With the crosswinds gusting around the stadium at 25 mph and a late snow sprinkling the field and 63,522 fans in a frenzy, the Bears punished Dickerson, holding him to forty-six yards on seventeen carries and forcing two fumbles. On his first carry of the game, Fencik nailed him for no gain. The tone was set. In pileups, Chicago’s defenders twisted Dickerson’s ankles and clawed at his eyes. When referees were looking elsewhere, they made his knees prime targets. It was, by far, the most vicious beating he would take in what became an eleven-year Hall of Fame career.

Technically, Payton was little better, running for a paltry thirty-two yards on eighteen attempts and catching seven passes for forty-eight yards. But his output mattered not. The Bears jumped out to a 10–0 halftime lead, scored again on a twenty-two-yard touchdown catch by Gault in the third quarter, then sealed it when Marshall picked up a fumble and rambled fifty-two yards into the end zone. With 4:26 left in the first quarter, the scoreboard flashed: THE BEARS WOULD LIKE TO THANK ALL OUR FANS FOR THEIR SUPPORT IN THE 1985 SEASON. The game was already over.

With two minutes remaining and the score 24–0, Glenn Miller’s “In the Mood” blared from the Soldier Field speakers. Euphoric fans swayed their bodies back and forth, one enormous ocean of frigid glee. They chanted “Super Bowl! Super Bowl! Super Bowl!” When the game ended, the Bears players darted off the field, waving to the fans, twirling towels, laughing and smiling and shouting.

Payton took his own path.
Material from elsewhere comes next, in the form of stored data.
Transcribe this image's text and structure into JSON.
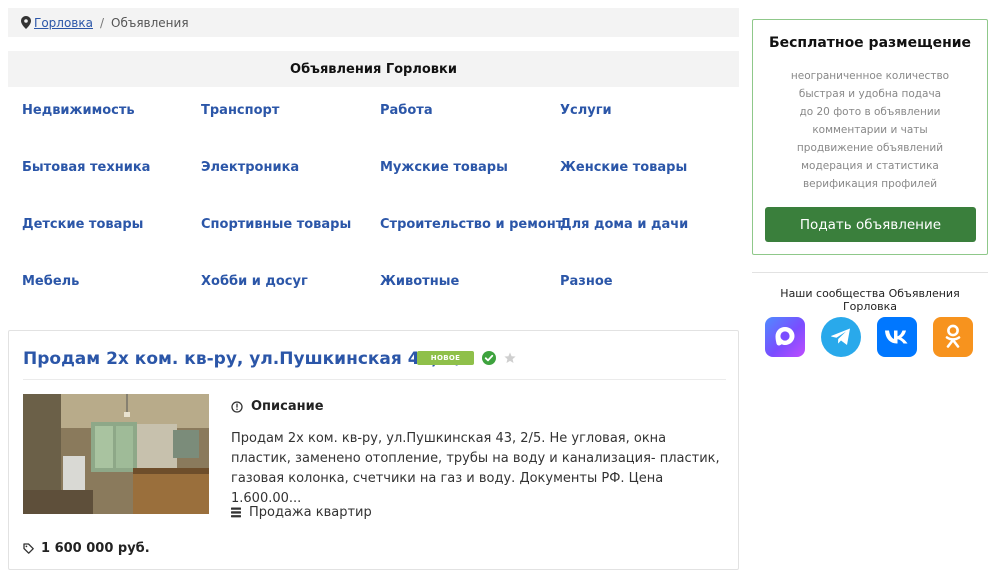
{
  "breadcrumb": {
    "city": "Горловка",
    "current": "Объявления"
  },
  "categories_title": "Объявления Горловки",
  "categories": [
    "Недвижимость",
    "Транспорт",
    "Работа",
    "Услуги",
    "Бытовая техника",
    "Электроника",
    "Мужские товары",
    "Женские товары",
    "Детские товары",
    "Спортивные товары",
    "Строительство и ремонт",
    "Для дома и дачи",
    "Мебель",
    "Хобби и досуг",
    "Животные",
    "Разное"
  ],
  "listing": {
    "title": "Продам 2х ком. кв-ру, ул.Пушкинская 43, 2/5",
    "badge": "НОВОЕ",
    "description_label": "Описание",
    "description": "Продам 2х ком. кв-ру, ул.Пушкинская 43, 2/5. Не угловая, окна пластик, заменено отопление, трубы на воду и канализация- пластик, газовая колонка, счетчики на газ и воду. Документы РФ. Цена 1.600.00...",
    "category": "Продажа квартир",
    "price": "1 600 000 руб."
  },
  "sidebar": {
    "title": "Бесплатное размещение",
    "features": [
      "неограниченное количество",
      "быстрая и удобна подача",
      "до 20 фото в объявлении",
      "комментарии и чаты",
      "продвижение объявлений",
      "модерация и статистика",
      "верификация профилей"
    ],
    "button_label": "Подать объявление",
    "communities_label": "Наши сообщества Объявления Горловка",
    "socials": [
      "max-icon",
      "telegram-icon",
      "vk-icon",
      "odnoklassniki-icon"
    ]
  },
  "colors": {
    "link": "#2b56a8",
    "button": "#3a7f3c",
    "badge": "#8fc04a",
    "telegram": "#29a9eb",
    "vk": "#0077ff",
    "ok": "#f7931e"
  }
}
Gazing skyward, he sauntered slowly across the turf, helmet dangling from his right hand. Over the past decade, he had attended two Super Bowls as a guest, only to depart by halftime. This time, he would be going as a star.

CHAPTER 20


SUPER LETDOWN

IN THE VISITING TEAM’S LOCKER ROOM OF THE LOUISIANA SUPERDOME, THERE is a broom closet. It is small and dank and cluttered, with darkness’ only foe a dangling hundred-watt lightbulb.
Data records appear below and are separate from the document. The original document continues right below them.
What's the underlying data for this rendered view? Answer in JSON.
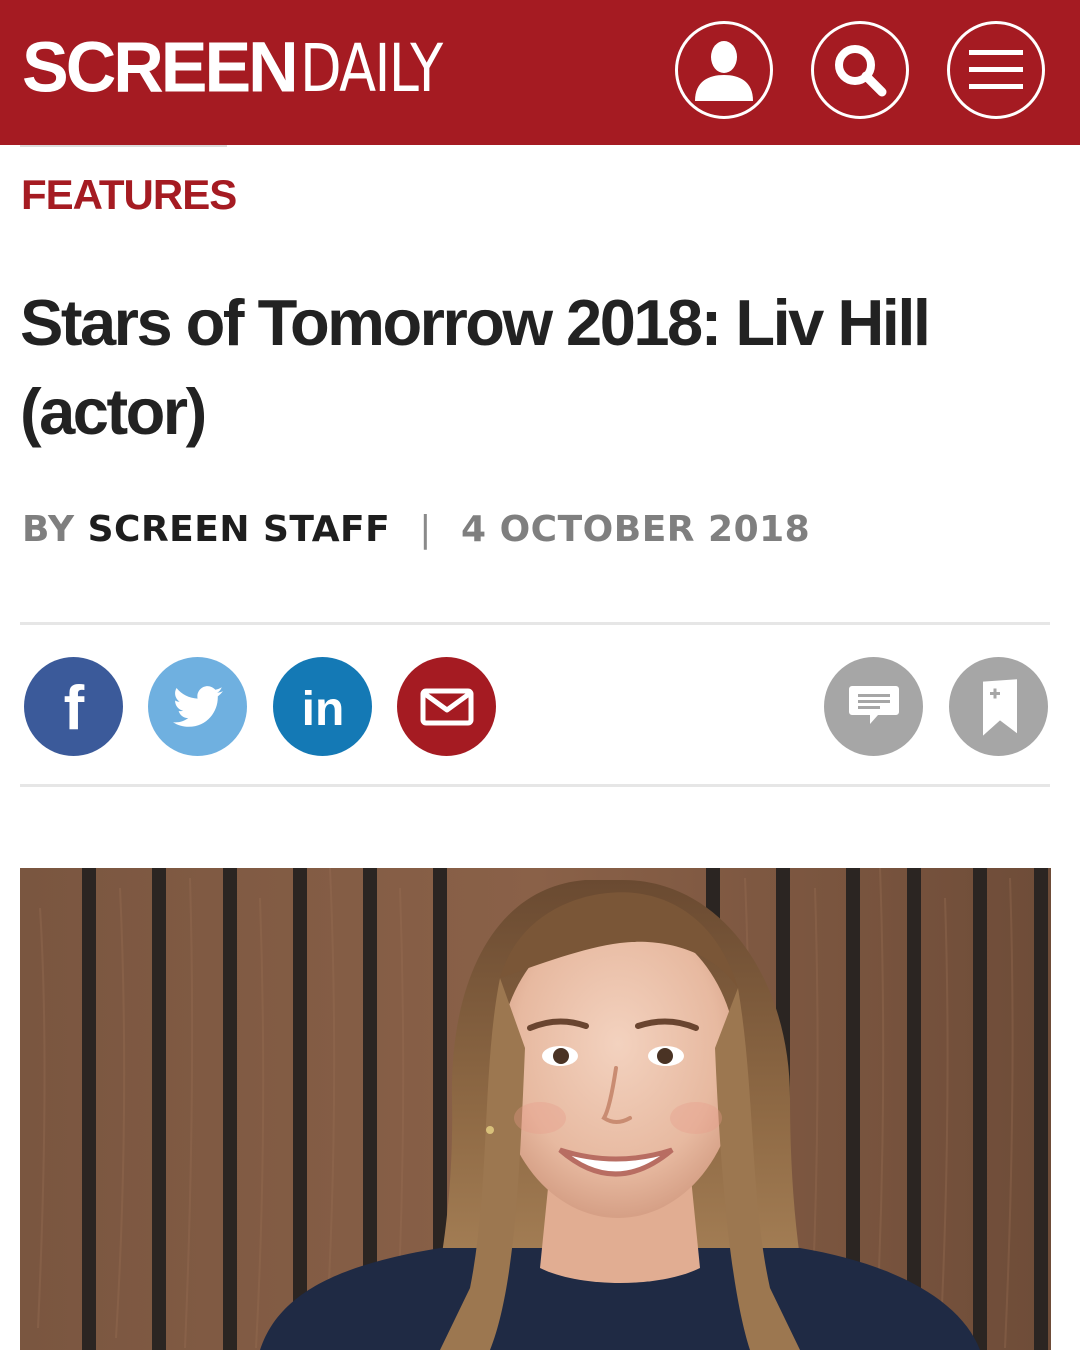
{
  "header": {
    "logo_bold": "SCREEN",
    "logo_light": "DAILY",
    "brand_color": "#a51b22",
    "buttons": [
      "user-icon",
      "search-icon",
      "menu-icon"
    ]
  },
  "article": {
    "section": "FEATURES",
    "title": "Stars of Tomorrow 2018: Liv Hill (actor)",
    "byline_prefix": "BY",
    "author": "SCREEN STAFF",
    "separator": "|",
    "date": "4 OCTOBER 2018"
  },
  "share": {
    "items": [
      {
        "icon": "facebook-icon",
        "color": "#3b5a9a"
      },
      {
        "icon": "twitter-icon",
        "color": "#6fb0e0"
      },
      {
        "icon": "linkedin-icon",
        "color": "#1479b5"
      },
      {
        "icon": "email-icon",
        "color": "#a51b22"
      }
    ],
    "tools": [
      {
        "icon": "comment-icon",
        "color": "#a6a6a6"
      },
      {
        "icon": "bookmark-icon",
        "color": "#a6a6a6"
      }
    ],
    "linkedin_text": "in",
    "facebook_text": "f"
  },
  "hero_image": {
    "subject": "portrait-photo"
  }
}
Ever since the stadium opened in 1975, football players big and small have used the closet for privacy and solitude. From prayer to euphoria to furor to despair, the room serves as a confessional booth at the Church of Battered Bodies (and Souls).

On the night of January 26, 1986, with his teammates whooping and hollering inches away, this is where one could find an outraged Walter Payton.

How did it come to this? How did the Bears’ 46–10 walloping of the New England Patriots in Super Bowl XX end with an iconic NFL superstar wallowing in a pool of disgust and self-pity?

“To understand,” said Bud Holmes, his agent, “you have to know Walter.”

Beginning with the day following the NFC Championship game, Payton had been behaving, for lack of a better word, strangely. Of all forty-five members of Chicago’s active roster, he had the greatest right to cherish the Super Bowl birth. He had been with the team longer than anyone; was witness to the lowest lows; was forever motivated by his 1975 debut, when the Colts held him to zero yards and the fans filed out in stunned resignation. “Walter knew what it was like to be a Bear when the Bears were a joke,” said Steve Fuller, the quarterback. “This was his moment.